3.1 - The Model | STAT 502

The effects model for one way ANOVA is a linear additive statistical model which relates the response to the treatment and can be expressed as

\(Y_{ij}=\mu+\tau_i+\epsilon_{ij}\)

where \(\mu\) is the grand mean, \(\tau_i\) (i = 1, 2, ..., T) are the deviations from the grand mean due to the treatment levels and \(\epsilon_{ij}\) are the error terms. The quantities \(\tau_i\) add to zero, and are also referred to as the treatment level effects. Alternatively, the errors account for the amount ‘left over’ after considering the grand mean and the effect of a particular treatment level.

Here is the analogy in terms of the greenhouse experiment. Imagine someone unaware that different fertilizers were used inquiring about the plant heights on average. The overall sample mean, an estimate of the true grand mean, will be a suitable response to this inquiry. On the other hand, the overall mean would not be satisfactory information for the experimenter of the study who obviously suspects that there will be height differences among different fertilizer types. Instead, more informative to the experimenter are the plant height estimates after including the effect of the treatment \(\tau_i\).

Note: The actual plant height can never be known because there is an unknown measurement error associated with any observation. The unknown error associated with the ith treatment level and the jth observation is denoted \(\epsilon_{ij}\) (\(i = 1,2,..., T, j = 1,2,...,n_i\)). It is a random component (noise) that reflects the unexplained variability among plants within treatment levels.

Under the null hypothesis where the treatment effect is zero, the reduced model can be written \(Y_{ij}=\mu+\epsilon_{ij}\).

Under the alternative hypothesis, where the treatment effects are not zero for at least one treatment level, the full model can be written \(Y_{ij}=\mu +\tau_i+\epsilon_{ij}\).

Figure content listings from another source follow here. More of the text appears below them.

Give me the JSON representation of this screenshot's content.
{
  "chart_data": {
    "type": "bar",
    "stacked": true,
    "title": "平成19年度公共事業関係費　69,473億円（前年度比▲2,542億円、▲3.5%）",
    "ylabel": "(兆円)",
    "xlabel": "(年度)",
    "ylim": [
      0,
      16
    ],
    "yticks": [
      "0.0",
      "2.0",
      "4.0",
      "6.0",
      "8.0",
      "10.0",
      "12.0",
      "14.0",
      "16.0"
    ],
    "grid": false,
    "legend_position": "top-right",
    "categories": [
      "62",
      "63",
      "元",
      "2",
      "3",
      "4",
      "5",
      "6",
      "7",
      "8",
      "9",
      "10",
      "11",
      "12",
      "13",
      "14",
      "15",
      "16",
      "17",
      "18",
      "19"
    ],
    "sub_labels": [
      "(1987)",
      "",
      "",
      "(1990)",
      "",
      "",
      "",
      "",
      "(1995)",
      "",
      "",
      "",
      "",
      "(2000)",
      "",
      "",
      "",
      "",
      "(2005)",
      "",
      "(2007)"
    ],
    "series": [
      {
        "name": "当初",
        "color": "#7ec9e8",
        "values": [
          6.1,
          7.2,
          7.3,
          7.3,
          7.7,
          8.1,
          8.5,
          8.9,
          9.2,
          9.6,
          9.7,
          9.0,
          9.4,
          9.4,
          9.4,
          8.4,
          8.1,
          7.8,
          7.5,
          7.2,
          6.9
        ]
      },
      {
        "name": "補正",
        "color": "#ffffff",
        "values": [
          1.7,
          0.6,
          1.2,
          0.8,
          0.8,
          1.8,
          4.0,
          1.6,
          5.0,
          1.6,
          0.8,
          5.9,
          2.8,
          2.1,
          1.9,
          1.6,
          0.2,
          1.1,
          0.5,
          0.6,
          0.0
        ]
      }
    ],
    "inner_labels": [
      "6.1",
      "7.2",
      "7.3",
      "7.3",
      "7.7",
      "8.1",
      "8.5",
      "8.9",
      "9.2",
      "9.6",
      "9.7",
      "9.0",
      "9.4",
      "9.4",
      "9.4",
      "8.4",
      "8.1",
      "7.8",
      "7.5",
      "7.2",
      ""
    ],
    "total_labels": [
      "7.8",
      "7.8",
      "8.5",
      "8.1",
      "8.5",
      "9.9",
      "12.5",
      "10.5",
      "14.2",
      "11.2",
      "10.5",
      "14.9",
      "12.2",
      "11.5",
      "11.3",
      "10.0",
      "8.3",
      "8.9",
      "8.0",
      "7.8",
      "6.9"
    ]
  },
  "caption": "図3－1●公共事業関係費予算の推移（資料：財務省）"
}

If \(SSE(R)\) denotes the error sums of squares associated with the reduced model and \(SSE(F)\) denotes the error sums of squares associated with the full model, we can utilize the General Linear Test approach to test the null hypothesis using the test statistic:

\(F=\frac{\left(\dfrac{SSE(R)-SSE(F)}{df_R-df_F}\right)}{\left(\dfrac{SSE(F)}{df_F}\right)}\)

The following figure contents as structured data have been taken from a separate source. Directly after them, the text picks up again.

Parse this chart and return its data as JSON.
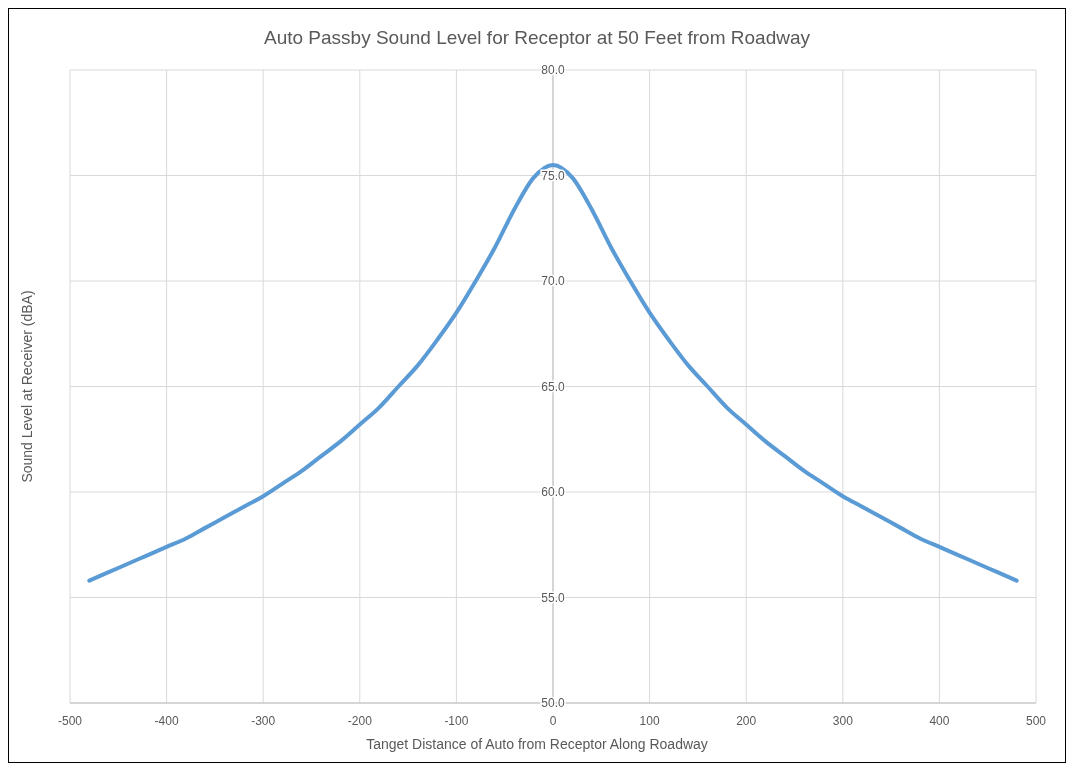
{
  "chart_data": {
    "type": "line",
    "title": "Auto Passby Sound Level for Receptor at 50 Feet from Roadway",
    "xlabel": "Tanget Distance of Auto from Receptor Along Roadway",
    "ylabel": "Sound Level at Receiver (dBA)",
    "x": [
      -480,
      -460,
      -440,
      -420,
      -400,
      -380,
      -360,
      -340,
      -320,
      -300,
      -280,
      -260,
      -240,
      -220,
      -200,
      -180,
      -160,
      -140,
      -120,
      -100,
      -80,
      -60,
      -40,
      -20,
      0,
      20,
      40,
      60,
      80,
      100,
      120,
      140,
      160,
      180,
      200,
      220,
      240,
      260,
      280,
      300,
      320,
      340,
      360,
      380,
      400,
      420,
      440,
      460,
      480
    ],
    "series": [
      {
        "color": "#5b9bd5",
        "values": [
          55.8,
          56.2,
          56.6,
          57.0,
          57.4,
          57.8,
          58.3,
          58.8,
          59.3,
          59.8,
          60.4,
          61.0,
          61.7,
          62.4,
          63.2,
          64.0,
          65.0,
          66.0,
          67.2,
          68.5,
          70.0,
          71.6,
          73.4,
          74.9,
          75.5,
          74.9,
          73.4,
          71.6,
          70.0,
          68.5,
          67.2,
          66.0,
          65.0,
          64.0,
          63.2,
          62.4,
          61.7,
          61.0,
          60.4,
          59.8,
          59.3,
          58.8,
          58.3,
          57.8,
          57.4,
          57.0,
          56.6,
          56.2,
          55.8
        ]
      }
    ],
    "xlim": [
      -500,
      500
    ],
    "xticks": [
      -500,
      -400,
      -300,
      -200,
      -100,
      0,
      100,
      200,
      300,
      400,
      500
    ],
    "ylim": [
      50,
      80
    ],
    "yticks": [
      {
        "value": 50,
        "label": "50.0"
      },
      {
        "value": 55,
        "label": "55.0"
      },
      {
        "value": 60,
        "label": "60.0"
      },
      {
        "value": 65,
        "label": "65.0"
      },
      {
        "value": 70,
        "label": "70.0"
      },
      {
        "value": 75,
        "label": "75.0"
      },
      {
        "value": 80,
        "label": "80.0"
      }
    ],
    "grid": true,
    "marker": "none",
    "line_style": "solid"
  }
}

Under the null hypothesis, this statistic has an F-distribution with numerator and denominator degrees of freedom equal to \(df_R-df_F\) and \(df_F\), respectively, where \(df_R\) is the degrees of freedom associated with \(SSE(R)\) and \(df_F\) is the degree of freedom associated with \(SSE(F)\). It is easy to see that \(df_R=N-1\) and \(df_F=N-T\) where \(N=\sum_{i=1}^{T} n_{i}\).

Also,

\(SSE(R) = \sum_i \sum_j (Y_{ij} - \bar{Y}_{..})^2=SS_{Total}\) (See Section 2.2)

Therefore the test statistic can be rewritten solely in terms from the full model (dropping the "\((F)\)" notation),

\begin{aligned} F &= \frac{\left(\dfrac{SS_{Total}-SSE}{T-1}\right)}{\left(\dfrac{SSE}{N-T}\right)} \\ &= \frac{\left(\dfrac{SS_{Trt}}{df_{Trt}}\right)}{\left(\dfrac{SSE}{df_{Error}}\right)} \\ &= \frac{MS_{Trt}}{MSE} \end{aligned}

Note that this is the same test statistic derived in Section 2.2 for testing the treatment significance. If the null hypothesis is true, then the treatment effect is not significant. If we reject the null hypothesis, then we conclude that the treatment effect is significant, which leads to the conclusion that at least one treatment level is better than the others.